After I graduated from high school, I was making good money painting houses, my girlfriend was cool with a rockin' little bod, and I partied almost every night. But after a year or so, I started to wonder: "If someone wrote a book about my life, would anyone want to read it?"

I wanted discipline and training, but I didn't want to give up my hard-rockin' lifestyle. Where, I wondered, could that elusive combination of rigid authoritarian structure and unbridled monster power chords be found? Then I saw a commercial for the U.S. Navy. That's when I knew what to do with my life.

And guess what? The U.S. Navy fucking kicks ass, dude. From the time we're awoken at 06:00 by System Of A Down or Disturbed till we drift off to sleep to an instrumental guitar version of "Taps" performed by Zakk Wylde, it's a nonstop rock block.

How do I even begin to describe the constant barrage of adrenaline-fueled, over-the-top kick-assitude that is the U.S. Navy? Every day is like a rapid-fire montage sequence of high-tech action and thrill-ride imagery that makes your fuckin' head spin.

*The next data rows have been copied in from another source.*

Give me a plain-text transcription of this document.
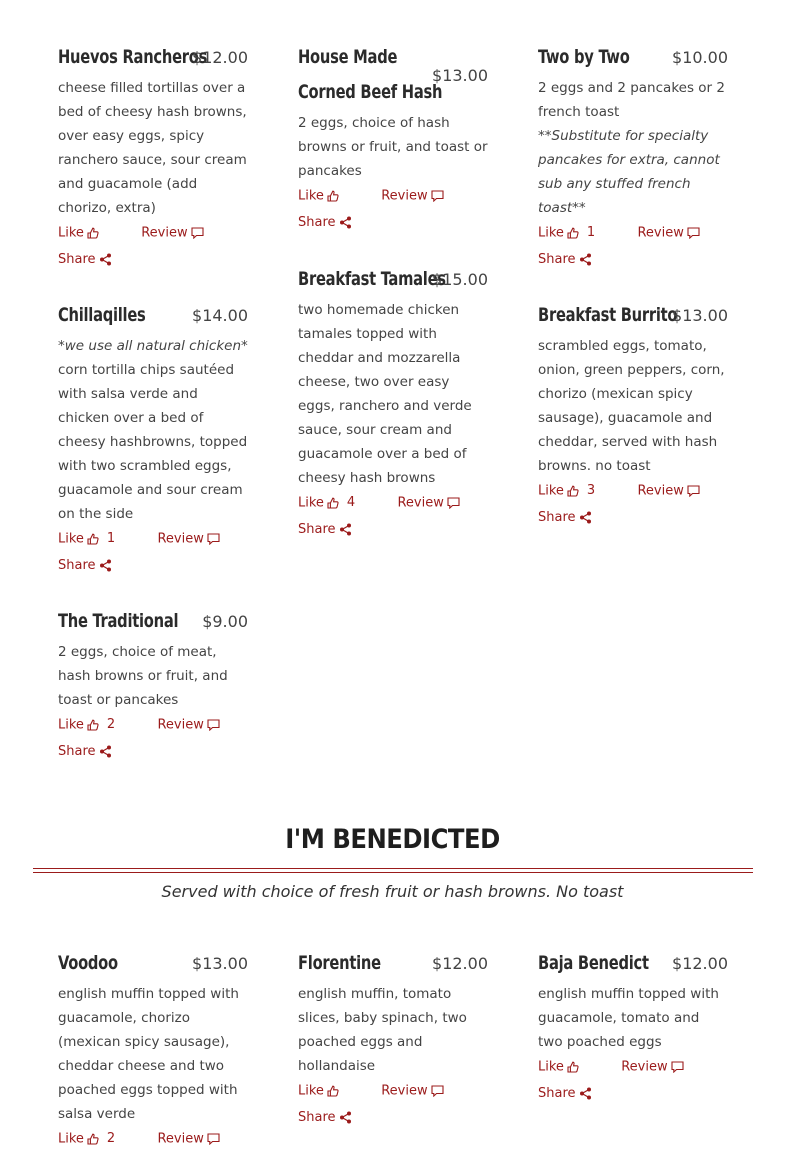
Huevos Rancheros
$12.00
cheese filled tortillas over a bed of cheesy hash browns, over easy eggs, spicy ranchero sauce, sour cream and guacamole (add chorizo, extra)
Like	Review
Share
House Made
Corned Beef Hash
$13.00
2 eggs, choice of hash browns or fruit, and toast or pancakes
Like	Review
Share
Two by Two	$10.00
2 eggs and 2 pancakes or 2 french toast
**Substitute for specialty pancakes for extra, cannot sub any stuffed french toast**
Like 1	Review
Share
Breakfast Tamales
$15.00
two homemade chicken tamales topped with cheddar and mozzarella cheese, two over easy eggs, ranchero and verde sauce, sour cream and guacamole over a bed of cheesy hash browns
Like 4	Review
Share
Chillaqilles	$14.00
*we use all natural chicken*
corn tortilla chips sautéed with salsa verde and chicken over a bed of cheesy hashbrowns, topped with two scrambled eggs, guacamole and sour cream on the side
Like 1	Review
Share
Breakfast Burrito
$13.00
scrambled eggs, tomato, onion, green peppers, corn, chorizo (mexican spicy sausage), guacamole and cheddar, served with hash browns. no toast
Like 3	Review
Share
The Traditional	$9.00
2 eggs, choice of meat, hash browns or fruit, and toast or pancakes
Like 2	Review
Share
I'M BENEDICTED
Served with choice of fresh fruit or hash browns. No toast
Voodoo	$13.00
english muffin topped with guacamole, chorizo (mexican spicy sausage), cheddar cheese and two poached eggs topped with salsa verde
Like 2	Review
Florentine	$12.00
english muffin, tomato slices, baby spinach, two poached eggs and hollandaise
Like	Review
Share
Baja Benedict	$12.00
english muffin topped with guacamole, tomato and two poached eggs
Like	Review
Share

One minute, I'm crouched on the deck of an aircraft carrier barking something into a helmet-mounted headset that you can't even friggin' hear because the music's so loud. Next, I'm dashing through the Mojave under the weight of a large pack and jumping out of a helicopter into the ocean wearing some kind of James Bond one-man submersible scuba suit. If I'm not roarin' down the high seas with the wind in my hair and 800 pounds of rad-ass Batman shit strapped to my uniform, I'm standing at perfect attention in my dress whites, fucking whippin' a sword around like I'm a goddamn samurai master.

Even basic training was an edgy, quick-cut mosaic of running and climbing and shooting and learning and Pantera riffs. There was this rad obstacle course we did twice a day carrying sandbags, and when you did it, it was like you could feel yourself morph from an average guy into one of the sword-carrying knights of old. I may not have slain actual dragons, but when I came out, I looked just like Iron Man, and my father was very impressed with the changes that he saw in me.

Serving aboard the U.S.S. Abraham Linkin Park, which is just about the most hardcore carrier in the fleet, I spend the morning working on high-tech projects like blowing up long-range sea targets with giant artillery guns. In the afternoon, it's firing missiles, Tomahawks, and torpedoes into the sea. And my nights? Getting valuable intel off our way-advanced radar screens. That's when I don't dart off in a super-fast motorboat in full frogman gear to train in underwater demolition and special ops, emerging from the water at sunrise.

But there's also these quieter moments that really put things in perspective. Usually, it's when me and my multiethnic buddies are coming back from a long, kick-ass day, and we experience an unspoken moment of camaraderie. The music shifts to a power ballad, and we take a minute before the American flag to gaze in silence at the epic sunset. When I glance at my friends' chiseled faces and see their quiet pride and masculinity, I realize that I made the right choice. Sometimes, we're joined by a flying eagle, but the eagle isn't a pet of ours, it just kind of appears superimposed behind us like 50 feet tall when things get patriotic.

I gotta admit, though, as much as the Navy rocks out with its cocks out, I'm not sure if I'll be making a permanent career out of it. Sometimes, when I'm flying around in my F/A-18 Hornet, I imagine myself morphing out of my action gear into a three-piece suit heading up my own Fortune 500 company which I built on the skills the Navy taught me.

When I get shore leave and go home to visit my family and old friends, they can't hide their pride. As the background music slows to a stately march, my normally hard-as-nails dad salutes me and shakes my hand with tears in his eyes.

I'm sure glad that I didn't join the Marines. All those guys seem to do is climb sheer mountain faces with their bare hands.